The transparent plastic in which I wrapped my wife had taken on a dull, almost frosted appearance. The misty film seemed to separate, the texture growing. It wasn’t until one wet, shivering drop slipped down the inside of the plastic that I remembered my high school science class. The human body is made up of at least 60% water.
Water. Edith! Oh my sweet darling wife! My stomach heaved and retched at a thought so vile but so necessary. My head was so dizzy now, blurring in and out of consciousness. The end was close. I could feel death’s cold grips waiting just outside of my periphery. With what took all of my strength, I reached my arm across the bunker floor where I lay and I touched, with one finger, the edge of the moist plastic sheeting. Clear and somehow cool water dripped instantly down my digit and made a small pool in my palm. I pulled it close. It looked like water. It’s just water. It’s just water.

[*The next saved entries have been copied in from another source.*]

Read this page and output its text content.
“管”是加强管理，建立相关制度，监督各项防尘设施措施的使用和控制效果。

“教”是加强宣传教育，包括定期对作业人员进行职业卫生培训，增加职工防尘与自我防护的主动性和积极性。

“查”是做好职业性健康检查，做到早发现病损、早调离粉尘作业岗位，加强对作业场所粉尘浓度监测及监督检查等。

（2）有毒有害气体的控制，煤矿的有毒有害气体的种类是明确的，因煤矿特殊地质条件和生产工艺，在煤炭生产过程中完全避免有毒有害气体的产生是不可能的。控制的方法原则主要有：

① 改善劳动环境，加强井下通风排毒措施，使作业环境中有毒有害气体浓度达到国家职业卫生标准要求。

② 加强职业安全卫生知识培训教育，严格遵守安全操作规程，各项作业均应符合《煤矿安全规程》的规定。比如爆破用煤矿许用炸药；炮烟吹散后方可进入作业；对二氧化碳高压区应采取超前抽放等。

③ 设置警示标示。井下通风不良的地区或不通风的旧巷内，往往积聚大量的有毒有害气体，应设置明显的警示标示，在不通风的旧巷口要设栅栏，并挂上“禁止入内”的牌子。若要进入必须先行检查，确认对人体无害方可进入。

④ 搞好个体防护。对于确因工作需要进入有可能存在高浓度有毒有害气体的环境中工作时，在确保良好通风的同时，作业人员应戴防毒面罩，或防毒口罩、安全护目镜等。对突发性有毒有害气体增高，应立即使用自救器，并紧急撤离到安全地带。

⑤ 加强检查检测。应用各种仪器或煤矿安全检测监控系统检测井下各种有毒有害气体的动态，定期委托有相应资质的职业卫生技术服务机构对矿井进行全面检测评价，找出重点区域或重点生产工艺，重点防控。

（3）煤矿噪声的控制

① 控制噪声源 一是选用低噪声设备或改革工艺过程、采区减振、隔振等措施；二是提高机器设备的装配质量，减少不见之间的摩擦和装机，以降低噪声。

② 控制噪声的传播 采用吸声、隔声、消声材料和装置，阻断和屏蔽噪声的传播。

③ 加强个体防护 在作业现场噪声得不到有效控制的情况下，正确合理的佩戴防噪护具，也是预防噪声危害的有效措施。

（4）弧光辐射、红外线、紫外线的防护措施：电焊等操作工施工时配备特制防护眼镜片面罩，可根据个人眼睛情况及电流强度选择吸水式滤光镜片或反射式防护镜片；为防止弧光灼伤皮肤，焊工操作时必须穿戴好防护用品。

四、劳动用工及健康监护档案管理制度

My stomach heaved and I tasted bile but nothing came out. My greedy tongue lapped at the water, which absorbed instantly into the dried tissues of my mouth. With a surge of energy, or maybe it was just the hot adrenaline of survival, I reached again for the plastic, for the water in its folds. My withered fingers splayed and grasped at this new life source. I could see with sudden clarity. My shriveled limbs felt reinflated with moisture and energy. To my sudden horror and brilliant dismay, my enthusiasm had prodded a hole in the thin plastic. My index and middle fingers plunged with a squelch into the swollen and decaying meat of my Edith. I withdrew, seeing the brown rot that now coated those fingers. I felt my mouth fall into sagging o of dismay while my stomach betrayed me, growling and gurgling, wanting more water—wanting more food. I started… licking my fingers. The juices were sour and I gagged at the rot. The last thing I remembered before passing out was reaching toward my Edith, hungry.
When I awoke, the emergency radio was emitting a long tone, followed by a robotic voice.
“The National Alert Aggregation and Dissemination system is back online. This is a national emergency broadcast transmitted at the request of the Canadian Government. This is not a test. An attack with nuclear weapons was commenced on Canada on September 20th, 2017. Ten nuclear detonations were recorded across the country. Communications were severely disrupted. The number of casualties is not yet known but is assumed high. At this time, the risk of nuclear fallout has passed and it is safe to exit your shelters.”